While many Arab governments still wield heavy influence over newspapers and broadcast outlets, the days in which journalists simply served their governments are gone. An independent press has emerged in Lebanon and Iraq. New online media are thriving, especially in the Persian Gulf. But as Al Asadi's trial shows, governments that fear a free press are not resting either.
Al Asadi was detained for 11 days last month after the Observer published the cartoons under a thick black banner in a story about Yemeni protests over the caricatures of the prophet Mohammad that appeared in the Copenhagen daily Jylands Posten. The government revoked the Observer's license to publish. Two weekly tabloids, Rai al-A'am and Al-Hurriya, condemned the cartoons but also lost their licenses, apparently for reproducing the controversial images.
Al Asadi says the Yemeni government objected most to the paper's editorial denouncing the cartoons but also calling for Muslims to stop protesting and accept the apology offered by Jylands Postens.
"That's what really angered the hard-liners," he told Newsweek's Rod Nordland. "Even religious scholars have supported us: it's the intention behind the publication, not just the publication."
Al Asadi was not alone in presenting all sides of the Danish cartoon controversy.
"Should there be a limit to what can be published, particularly with regard to the sanctity of religious, cultural or social beliefs?" asked Abdul Hamid Ahmad, editor of the Gulf News, one of the best English-language news sites in the Arab world. Ahmad, who practices journalism in the United Arab Emirates, didn't face quite the same opposition as Al Asadi -- the UAE is known for its free press. "We encourage and welcome such debate."

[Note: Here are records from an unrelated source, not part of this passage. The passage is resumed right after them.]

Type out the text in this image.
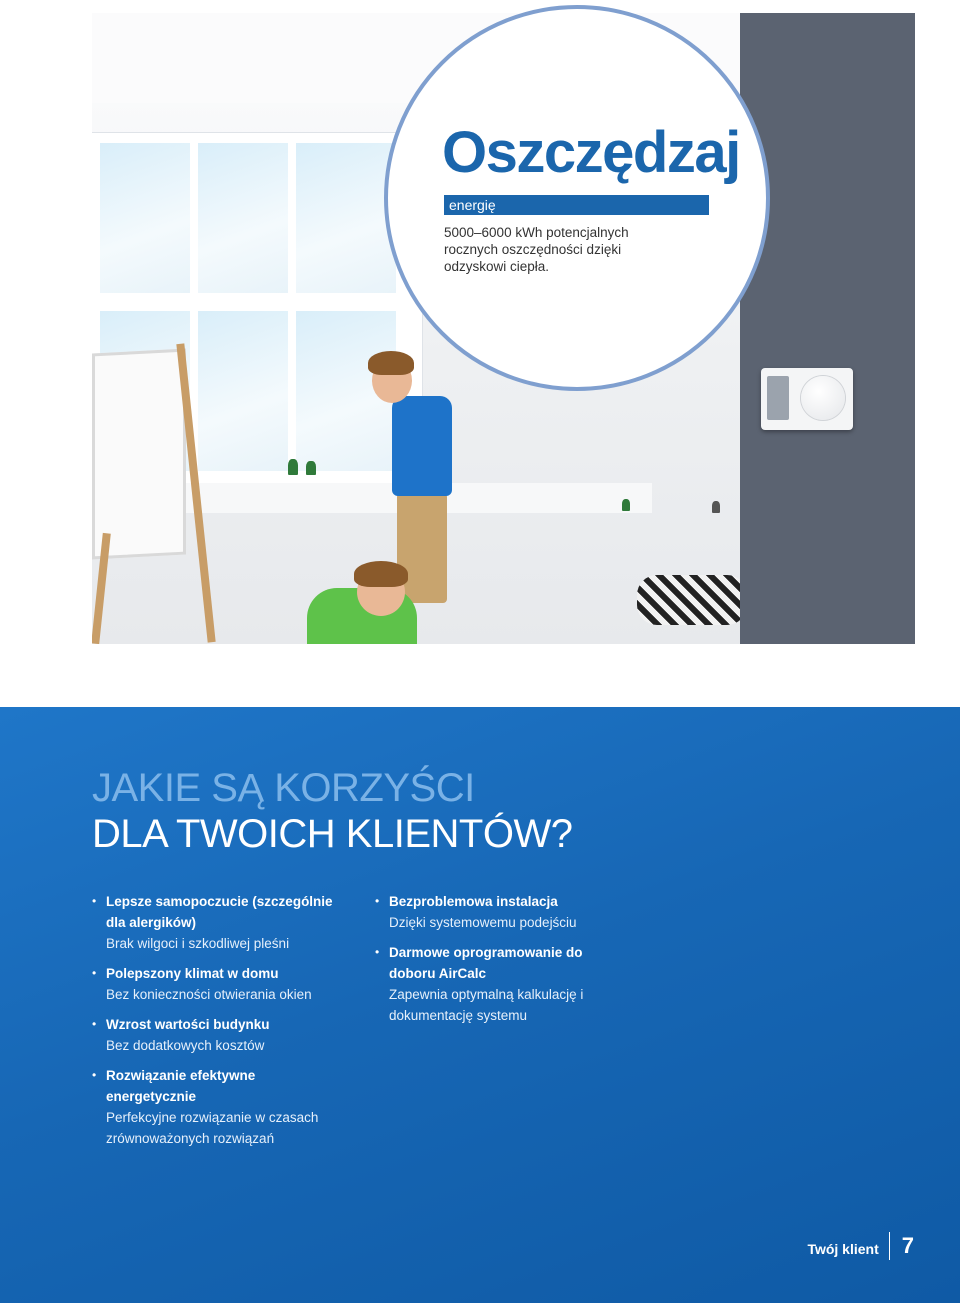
Oszczędzaj
energię
5000–6000 kWh potencjalnych rocznych oszczędności dzięki odzyskowi ciepła.
JAKIE SĄ KORZYŚCI
DLA TWOICH KLIENTÓW?
• Lepsze samopoczucie (szczególnie dla alergików)
Brak wilgoci i szkodliwej pleśni
• Polepszony klimat w domu
Bez konieczności otwierania okien
• Wzrost wartości budynku
Bez dodatkowych kosztów
• Rozwiązanie efektywne energetycznie
Perfekcyjne rozwiązanie w czasach zrównoważonych rozwiązań
• Bezproblemowa instalacja
Dzięki systemowemu podejściu
• Darmowe oprogramowanie do doboru AirCalc
Zapewnia optymalną kalkulację i dokumentację systemu
Twój klient 7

If convicted Al Asadi potentially faces life imprisonment. Al Asadi could not have been jailed under a press law passed Monday by Kuwait's parliament. The law prohibits the jailing of journalists without a court ruling and lifts a 35-year ban on licenses for new newspapers, but also forbids the publication of blasphemous comments about Muhammad, according to the Khaleej Times, based in the United Arab Emirates.

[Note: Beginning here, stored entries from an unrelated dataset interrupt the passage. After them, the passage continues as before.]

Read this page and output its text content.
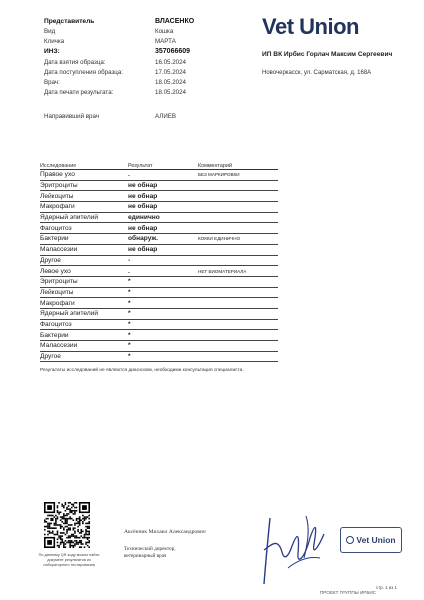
Представитель	ВЛАСЕНКО
Вид	Кошка
Кличка	МАРТА
ИНЗ:	357066609
Дата взятия образца:	16.05.2024
Дата поступления образца:	17.05.2024
Врач:	18.05.2024
Дата печати результата:	18.05.2024
Направивший врач	АЛИЕВ
Vet Union
ИП ВК Ирбис Горлач Максим Сергеевич
Новочеркасск, ул. Сарматская, д. 168А
Исследование	Результат	Комментарий
Правое ухо	.	БЕЗ МАРКИРОВКИ
Эритроциты	не обнар	
Лейкоциты	не обнар	
Макрофаги	не обнар	
Ядерный эпителий	единично	
Фагоцитоз	не обнар	
Бактерии	обнаруж.	КОККИ ЕДИНИЧНО
Малассезии	не обнар	
Другое	-	
Левое ухо	.	НЕТ БИОМАТЕРИАЛА
Эритроциты	*	
Лейкоциты	*	
Макрофаги	*	
Ядерный эпителий	*	
Фагоцитоз	*	
Бактерии	*	
Малассезии	*	
Другое	*	
Результаты исследований не являются диагнозом, необходима консультация специалиста.
По данному QR-коду можно найти документ результатов из лабораторного тестирования
Аксёнчик Михаил Александрович
Технический директор, ветеринарный врач
Vet Union
стр. 1 из 1
ПРОЕКТ ГРУППЫ ИРБИС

Lebanon's Daily Star welcomed Kuwait's law as both "timely and necessary." Kuwait's decision "signals that as the Gulf states' experiment with economic liberalization generates political pressure, leaders will respond not by tightening their grip on the citizens but by taking steps toward allowing greater freedom and democracy," the DS said.
But Eyptian journalists "received a rude reminder" last month that a promise by Egyptian president Hosni Mubarak to revise Egypt's press law has gone unfulfilled. Al Ahram Weekly reported that a Cairo court sentenced Abdel-Nasser El-Zuhairi, a journalist with the independent daily Al-Masri Al-Youm, and two associates, to one year in jail.The three journalists were convicted of libeling a former cabinet minister in a story that appeared in August 2004.
"My promise is still on," Mubarak told Al Ahram, "yet drafting a comprehensive [press] law that satisfies all parties, necessitates more time for study."
One measure of the obstacles facing Egyptian journalists: Mubarak appoints the editor of Al-Ahram, perhaps the best known newspaper in the Arab world.